Dal 28 ottobre al 12 dicembre 2021 Fondazione Palazzo Strozzi presenta Alter Eva. Natura Potere Corpo, una mostra che attraverso le opere di sei artiste italiane nate tra gli anni ’80 e ’90 innesca una riflessione sul futuro fondato su nuovi principi di coabitazione naturale e sociale.
Il progetto si inserisce all’interno di “Palazzo Strozzi Future Art” il nuovo programma inaugurato con l’installazione La Ferita di JR per la facciata di Palazzo Strozzi, nato dalla collaborazione con Andy Bianchedi in memoria di Hillary Merkus Recordati.
La mostra non vede solo sei artiste donne ma anche il lavoro di sei curatrici grazie alla collaborazione con il Master in Curatorial Practice dello IED Firenze (Francesca Bonissone, Elena Castiglioni, Nora Criado Diaz, Yanru Li, Thea Moussa, Linda Toivio) coordinata da Martino Margheri e Daria Filardo.

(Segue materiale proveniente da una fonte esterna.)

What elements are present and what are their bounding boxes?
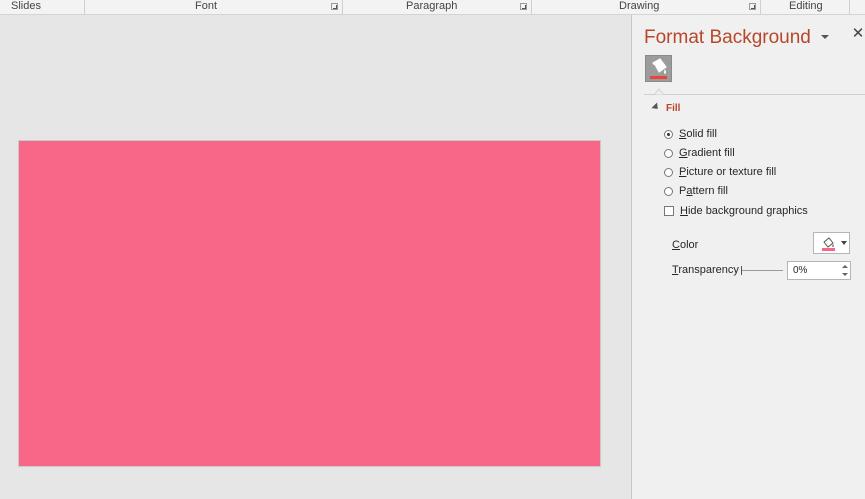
ribbon-group-editing: Editing xyxy=(789,0,823,12)
ribbon-group-font: Font xyxy=(195,0,218,12)
pattern-fill-radio[interactable] xyxy=(664,186,673,196)
ribbon-divider xyxy=(760,0,761,14)
gradient-fill-option[interactable]: Gradient fill xyxy=(664,146,735,160)
fill-color-button[interactable] xyxy=(813,232,850,254)
ribbon-divider xyxy=(531,0,532,14)
slider-track xyxy=(741,270,783,271)
color-label: Color xyxy=(672,239,699,251)
collapse-triangle-icon xyxy=(651,101,661,112)
hide-background-graphics-option[interactable]: Hide background graphics xyxy=(664,204,808,218)
ribbon-divider xyxy=(84,0,85,14)
slide-editing-area xyxy=(0,15,631,499)
color-dropdown-arrow-icon xyxy=(841,241,847,245)
gradient-fill-radio[interactable] xyxy=(664,148,673,158)
transparency-label: Transparency xyxy=(672,264,739,276)
ribbon-group-labels: Slides Font Paragraph Drawing Editing xyxy=(0,0,865,15)
transparency-value: 0% xyxy=(793,265,808,276)
ribbon-group-drawing: Drawing xyxy=(619,0,660,12)
transparency-spinbox[interactable]: 0% xyxy=(787,261,851,280)
ribbon-group-slides: Slides xyxy=(11,0,41,12)
format-background-pane: Format Background ✕ Fill Solid fill Grad… xyxy=(631,15,865,499)
fill-color-bucket-icon xyxy=(822,237,835,251)
font-dialog-launcher-icon[interactable] xyxy=(331,3,338,10)
paint-bucket-icon xyxy=(650,58,667,79)
solid-fill-radio[interactable] xyxy=(664,129,673,139)
pane-title: Format Background xyxy=(644,27,811,48)
fill-section-label: Fill xyxy=(666,102,681,114)
solid-fill-option[interactable]: Solid fill xyxy=(664,127,717,141)
tab-divider xyxy=(644,94,865,95)
spin-down-icon[interactable] xyxy=(842,273,848,276)
slide-canvas[interactable] xyxy=(18,140,601,467)
ribbon-divider xyxy=(849,0,850,14)
hide-background-graphics-label: Hide background graphics xyxy=(680,205,808,217)
picture-texture-fill-option[interactable]: Picture or texture fill xyxy=(664,165,776,179)
fill-section-header[interactable]: Fill xyxy=(651,101,681,115)
paragraph-dialog-launcher-icon[interactable] xyxy=(520,3,527,10)
pane-options-dropdown-icon[interactable] xyxy=(818,32,832,42)
hide-background-graphics-checkbox[interactable] xyxy=(664,206,674,216)
pattern-fill-option[interactable]: Pattern fill xyxy=(664,184,728,198)
solid-fill-label: Solid fill xyxy=(679,128,717,140)
pane-close-button[interactable]: ✕ xyxy=(851,26,865,42)
ribbon-group-paragraph: Paragraph xyxy=(406,0,458,12)
gradient-fill-label: Gradient fill xyxy=(679,147,735,159)
slider-thumb[interactable] xyxy=(741,266,742,275)
pattern-fill-label: Pattern fill xyxy=(679,185,728,197)
transparency-slider[interactable] xyxy=(741,265,783,277)
spin-up-icon[interactable] xyxy=(842,265,848,268)
picture-texture-fill-radio[interactable] xyxy=(664,167,673,177)
picture-texture-fill-label: Picture or texture fill xyxy=(679,166,777,178)
fill-tab[interactable] xyxy=(645,55,672,82)
drawing-dialog-launcher-icon[interactable] xyxy=(749,3,756,10)
ribbon-divider xyxy=(342,0,343,14)
tab-pointer xyxy=(654,88,664,95)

L’esposizione propone una narrazione sfaccettata con sculture, pitture, fotografie e installazioni che parlano di un nuovo rapporto con la natura, di corpi esibiti o raccontati e forti dichiarazioni politiche che dialogano con storie intime e personali di appartenenza culturale.
Tutte le opere sono accomunate da un impegno rivolto al cambiamento per una trasformazione del nostro modo di osservare, parlare e agire nel mondo.
Mettendo in discussione i ruoli di genere, l’antagonismo tra natura ed essere umano, i ruoli restrittivi e le relazioni di potere, alla ricerca di un futuro alternativo, migliore di quello in cui noi tutti siamo nati.
Le artiste e le loro opere
In mostra alla Strozzina i disegni di animali “totemici” e paesaggi esotici realizzati su carta carbone da Marta Roberti, le sculture di Camilla Alberti realizzate con frammenti organici e scarti industriali.
Le interviste di Martina Melilli sul tema del corpo femminile da lei pubblicate sulla rivista che celebra il corpo per eccellenza: Playboy. La scritta al neon di Margherita Moscardini che riprende una frase di Hanna Arendt contenuta nel libro “Le origini del totalitarismo”.
I video e le foto di Silvia Rosi che ricrea nei suoi scatti fotografie prese dall’album di famiglia, re-interpretando la vita dei suoi genitori emigrati dal Togo. Un transfer emotivo in cui si fonde storia personale e storie collettive di tante famiglie costrette al lasciare il loro paese.
I calchi e le fotografie di Irene Coppola che ci ricordano la deperibilità e la finitezza dei corpi in confronto con la potenza generatrice della natura.